Last week, the United States Court of Appeals for the Federal Circuit issued an opinion in Curver Luxembourg, SARL v. Home Expressions Inc., No. 2018-2214 (Sept. 12, 2019). In a “case of first impression,” the Court held that design patents are necessarily limited to specific articles of manufacture and may not cover mere patterns of surface ornamentation.

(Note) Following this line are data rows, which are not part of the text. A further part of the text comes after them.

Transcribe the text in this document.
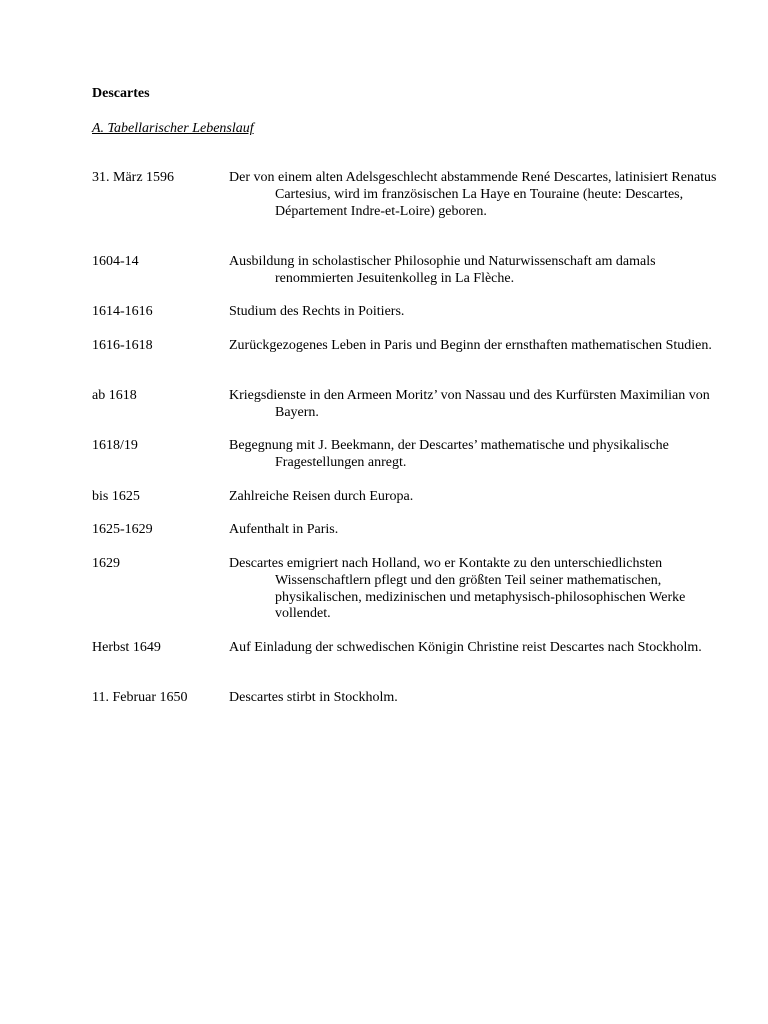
Descartes
A. Tabellarischer Lebenslauf
31. März 1596	Der von einem alten Adelsgeschlecht abstammende René Descartes, latinisiert Renatus Cartesius, wird im französischen La Haye en Touraine (heute: Descartes, Département Indre-et-Loire) geboren.
1604-14	Ausbildung in scholastischer Philosophie und Naturwissenschaft am damals renommierten Jesuitenkolleg in La Flèche.
1614-1616	Studium des Rechts in Poitiers.
1616-1618	Zurückgezogenes Leben in Paris und Beginn der ernsthaften mathematischen Studien.
ab 1618	Kriegsdienste in den Armeen Moritz’ von Nassau und des Kurfürsten Maximilian von Bayern.
1618/19	Begegnung mit J. Beekmann, der Descartes’ mathematische und physikalische Fragestellungen anregt.
bis 1625	Zahlreiche Reisen durch Europa.
1625-1629	Aufenthalt in Paris.
1629	Descartes emigriert nach Holland, wo er Kontakte zu den unterschiedlichsten Wissenschaftlern pflegt und den größten Teil seiner mathematischen, physikalischen, medizinischen und metaphysisch-philosophischen Werke vollendet.
Herbst 1649	Auf Einladung der schwedischen Königin Christine reist Descartes nach Stockholm.
11. Februar 1650	Descartes stirbt in Stockholm.
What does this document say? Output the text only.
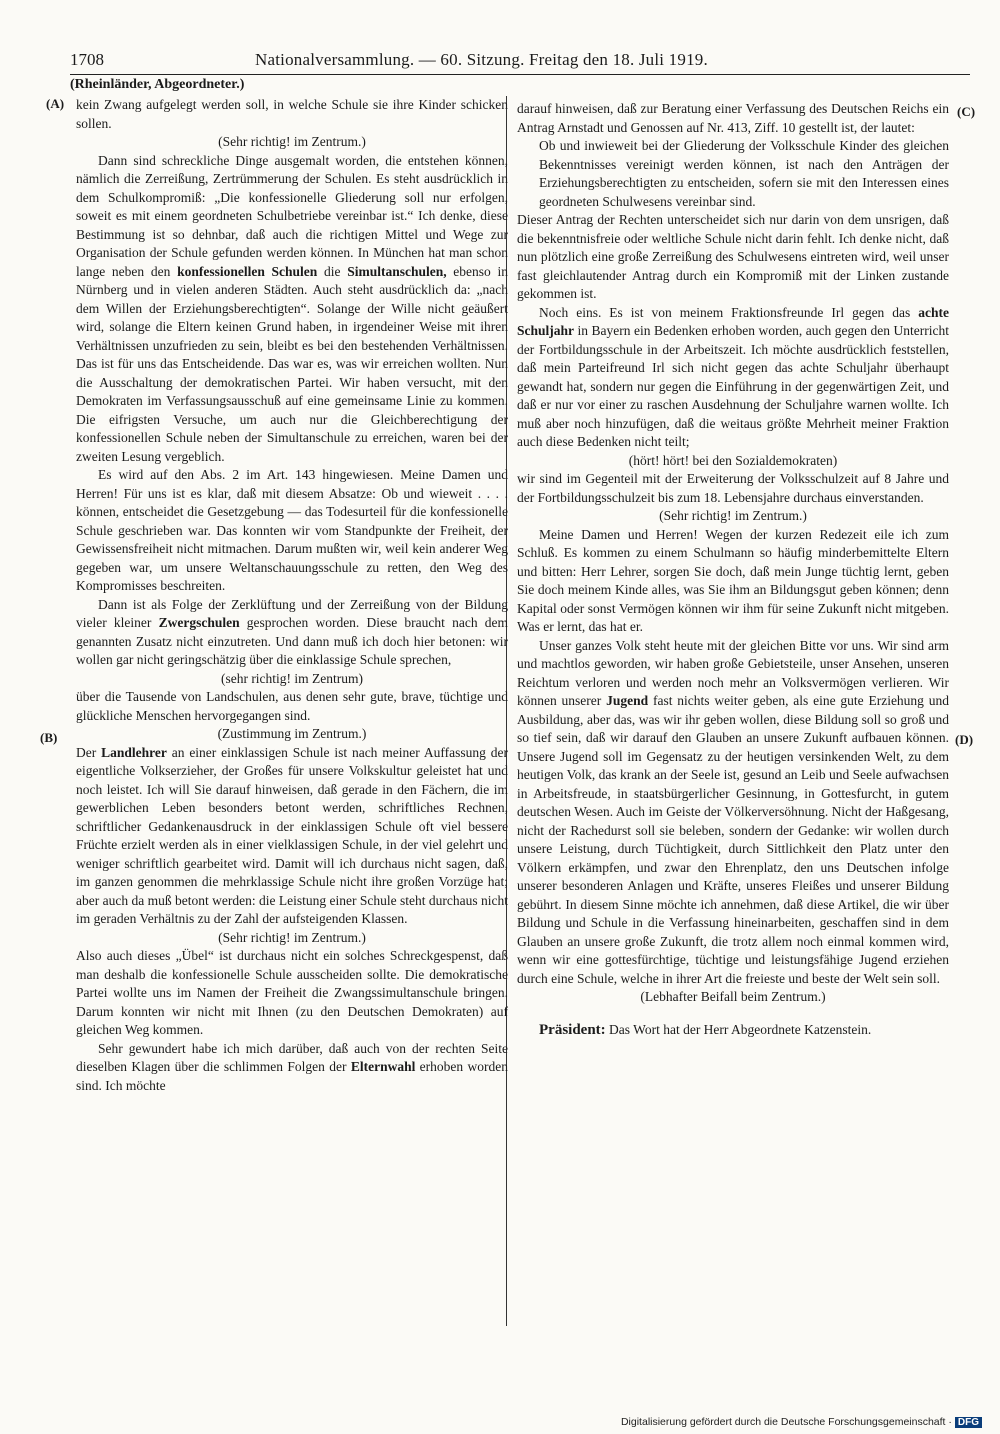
1708	Nationalversammlung. — 60. Sitzung. Freitag den 18. Juli 1919.
(Rheinländer, Abgeordneter.)
(A)
(B)
(C)
(D)

kein Zwang aufgelegt werden soll, in welche Schule sie ihre Kinder schicken sollen.

(Sehr richtig! im Zentrum.)

Dann sind schreckliche Dinge ausgemalt worden, die entstehen können, nämlich die Zerreißung, Zertrümmerung der Schulen. Es steht ausdrücklich in dem Schulkompromiß: „Die konfessionelle Gliederung soll nur erfolgen, soweit es mit einem geordneten Schulbetriebe vereinbar ist.“ Ich denke, diese Bestimmung ist so dehnbar, daß auch die richtigen Mittel und Wege zur Organisation der Schule gefunden werden können. In München hat man schon lange neben den konfessionellen Schulen die Simultanschulen, ebenso in Nürnberg und in vielen anderen Städten. Auch steht ausdrücklich da: „nach dem Willen der Erziehungsberechtigten“. Solange der Wille nicht geäußert wird, solange die Eltern keinen Grund haben, in irgendeiner Weise mit ihren Verhältnissen unzufrieden zu sein, bleibt es bei den bestehenden Verhältnissen. Das ist für uns das Entscheidende. Das war es, was wir erreichen wollten. Nun die Ausschaltung der demokratischen Partei. Wir haben versucht, mit den Demokraten im Verfassungsausschuß auf eine gemeinsame Linie zu kommen. Die eifrigsten Versuche, um auch nur die Gleichberechtigung der konfessionellen Schule neben der Simultanschule zu erreichen, waren bei der zweiten Lesung vergeblich.

Es wird auf den Abs. 2 im Art. 143 hingewiesen. Meine Damen und Herren! Für uns ist es klar, daß mit diesem Absatze: Ob und wieweit . . . . können, entscheidet die Gesetzgebung — das Todesurteil für die konfessionelle Schule geschrieben war. Das konnten wir vom Standpunkte der Freiheit, der Gewissensfreiheit nicht mitmachen. Darum mußten wir, weil kein anderer Weg gegeben war, um unsere Weltanschauungsschule zu retten, den Weg des Kompromisses beschreiten.

Dann ist als Folge der Zerklüftung und der Zerreißung von der Bildung vieler kleiner Zwergschulen gesprochen worden. Diese braucht nach dem genannten Zusatz nicht einzutreten. Und dann muß ich doch hier betonen: wir wollen gar nicht geringschätzig über die einklassige Schule sprechen,

(sehr richtig! im Zentrum)

über die Tausende von Landschulen, aus denen sehr gute, brave, tüchtige und glückliche Menschen hervorgegangen sind.

(Zustimmung im Zentrum.)

Der Landlehrer an einer einklassigen Schule ist nach meiner Auffassung der eigentliche Volkserzieher, der Großes für unsere Volkskultur geleistet hat und noch leistet. Ich will Sie darauf hinweisen, daß gerade in den Fächern, die im gewerblichen Leben besonders betont werden, schriftliches Rechnen, schriftlicher Gedankenausdruck in der einklassigen Schule oft viel bessere Früchte erzielt werden als in einer vielklassigen Schule, in der viel gelehrt und weniger schriftlich gearbeitet wird. Damit will ich durchaus nicht sagen, daß, im ganzen genommen die mehrklassige Schule nicht ihre großen Vorzüge hat; aber auch da muß betont werden: die Leistung einer Schule steht durchaus nicht im geraden Verhältnis zu der Zahl der aufsteigenden Klassen.

(Sehr richtig! im Zentrum.)

Also auch dieses „Übel“ ist durchaus nicht ein solches Schreckgespenst, daß man deshalb die konfessionelle Schule ausscheiden sollte. Die demokratische Partei wollte uns im Namen der Freiheit die Zwangssimultanschule bringen. Darum konnten wir nicht mit Ihnen (zu den Deutschen Demokraten) auf gleichen Weg kommen.

Sehr gewundert habe ich mich darüber, daß auch von der rechten Seite dieselben Klagen über die schlimmen Folgen der Elternwahl erhoben worden sind. Ich möchte

darauf hinweisen, daß zur Beratung einer Verfassung des Deutschen Reichs ein Antrag Arnstadt und Genossen auf Nr. 413, Ziff. 10 gestellt ist, der lautet:

Ob und inwieweit bei der Gliederung der Volksschule Kinder des gleichen Bekenntnisses vereinigt werden können, ist nach den Anträgen der Erziehungsberechtigten zu entscheiden, sofern sie mit den Interessen eines geordneten Schulwesens vereinbar sind.

Dieser Antrag der Rechten unterscheidet sich nur darin von dem unsrigen, daß die bekenntnisfreie oder weltliche Schule nicht darin fehlt. Ich denke nicht, daß nun plötzlich eine große Zerreißung des Schulwesens eintreten wird, weil unser fast gleichlautender Antrag durch ein Kompromiß mit der Linken zustande gekommen ist.

Noch eins. Es ist von meinem Fraktionsfreunde Irl gegen das achte Schuljahr in Bayern ein Bedenken erhoben worden, auch gegen den Unterricht der Fortbildungsschule in der Arbeitszeit. Ich möchte ausdrücklich feststellen, daß mein Parteifreund Irl sich nicht gegen das achte Schuljahr überhaupt gewandt hat, sondern nur gegen die Einführung in der gegenwärtigen Zeit, und daß er nur vor einer zu raschen Ausdehnung der Schuljahre warnen wollte. Ich muß aber noch hinzufügen, daß die weitaus größte Mehrheit meiner Fraktion auch diese Bedenken nicht teilt;

(hört! hört! bei den Sozialdemokraten)

wir sind im Gegenteil mit der Erweiterung der Volksschulzeit auf 8 Jahre und der Fortbildungsschulzeit bis zum 18. Lebensjahre durchaus einverstanden.

(Sehr richtig! im Zentrum.)

Meine Damen und Herren! Wegen der kurzen Redezeit eile ich zum Schluß. Es kommen zu einem Schulmann so häufig minderbemittelte Eltern und bitten: Herr Lehrer, sorgen Sie doch, daß mein Junge tüchtig lernt, geben Sie doch meinem Kinde alles, was Sie ihm an Bildungsgut geben können; denn Kapital oder sonst Vermögen können wir ihm für seine Zukunft nicht mitgeben. Was er lernt, das hat er.

Unser ganzes Volk steht heute mit der gleichen Bitte vor uns. Wir sind arm und machtlos geworden, wir haben große Gebietsteile, unser Ansehen, unseren Reichtum verloren und werden noch mehr an Volksvermögen verlieren. Wir können unserer Jugend fast nichts weiter geben, als eine gute Erziehung und Ausbildung, aber das, was wir ihr geben wollen, diese Bildung soll so groß und so tief sein, daß wir darauf den Glauben an unsere Zukunft aufbauen können. Unsere Jugend soll im Gegensatz zu der heutigen versinkenden Welt, zu dem heutigen Volk, das krank an der Seele ist, gesund an Leib und Seele aufwachsen in Arbeitsfreude, in staatsbürgerlicher Gesinnung, in Gottesfurcht, in gutem deutschen Wesen. Auch im Geiste der Völkerversöhnung. Nicht der Haßgesang, nicht der Rachedurst soll sie beleben, sondern der Gedanke: wir wollen durch unsere Leistung, durch Tüchtigkeit, durch Sittlichkeit den Platz unter den Völkern erkämpfen, und zwar den Ehrenplatz, den uns Deutschen infolge unserer besonderen Anlagen und Kräfte, unseres Fleißes und unserer Bildung gebührt. In diesem Sinne möchte ich annehmen, daß diese Artikel, die wir über Bildung und Schule in die Verfassung hineinarbeiten, geschaffen sind in dem Glauben an unsere große Zukunft, die trotz allem noch einmal kommen wird, wenn wir eine gottesfürchtige, tüchtige und leistungsfähige Jugend erziehen durch eine Schule, welche in ihrer Art die freieste und beste der Welt sein soll.

(Lebhafter Beifall beim Zentrum.)

Präsident: Das Wort hat der Herr Abgeordnete Katzenstein.

Digitalisierung gefördert durch die Deutsche Forschungsgemeinschaft · DFG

Curver owns U.S. Design Patent No. D677,946, which is entitled “Pattern for a Chair” and claims an “ornamental design for a pattern for a chair”—specifically, an overlapping “Y” pattern. The patent’s figures, however, illustrate the claimed overlapping “Y” pattern disconnected from a chair or any other specific article of manufacture. Curver sued Home Expressions, alleging that storage baskets sold by Home Expressions infringed Curver’s design patent because they incorporated the overlapping “Y” pattern. The district court dismissed the complaint under Rule 12(b)(6). It held Curver’s patent rights were limited to use of the ornamental design on chairs and, therefore, Curver could not state a plausible claim for infringement against Home Expressions’ baskets. Curver appealed.
The Federal Circuit affirmed. The Court rejected Curver’s argument that the district court improperly limited the patent based on the claim language instead of looking to the figures, which were not limited to chairs. The Court recognized that the scope of a design patent is traditionally defined by the figures, but explained this precedent did not apply to the “atypical situation” in which the patent’s figures did not illustrate any specific article of manufacture. The Court held the claim language “pattern for a chair” limited the scope of Curver’s design patent because it supplied the patent’s only description of an article of manufacture. The Court explained that Culver’s interpretation would improperly lead to a patent on a pattern of surface ornamentation untethered from any specific product, and that “long-standing precedent, unchallenged regulation, and agency practice all consistently support the view that design patents are granted only for a design applied to an article of manufacture, and not a design per se.”
The Court further rejected Curver’s argument that the district court improperly applied prosecution history estoppel to limit the scope of the patent. The Court held that because Curver amended the title, claim, and figure descriptions to recite “pattern for a chair” to satisfy the article of manufacture requirement, which was necessary to secure its patent, these amendments were limiting.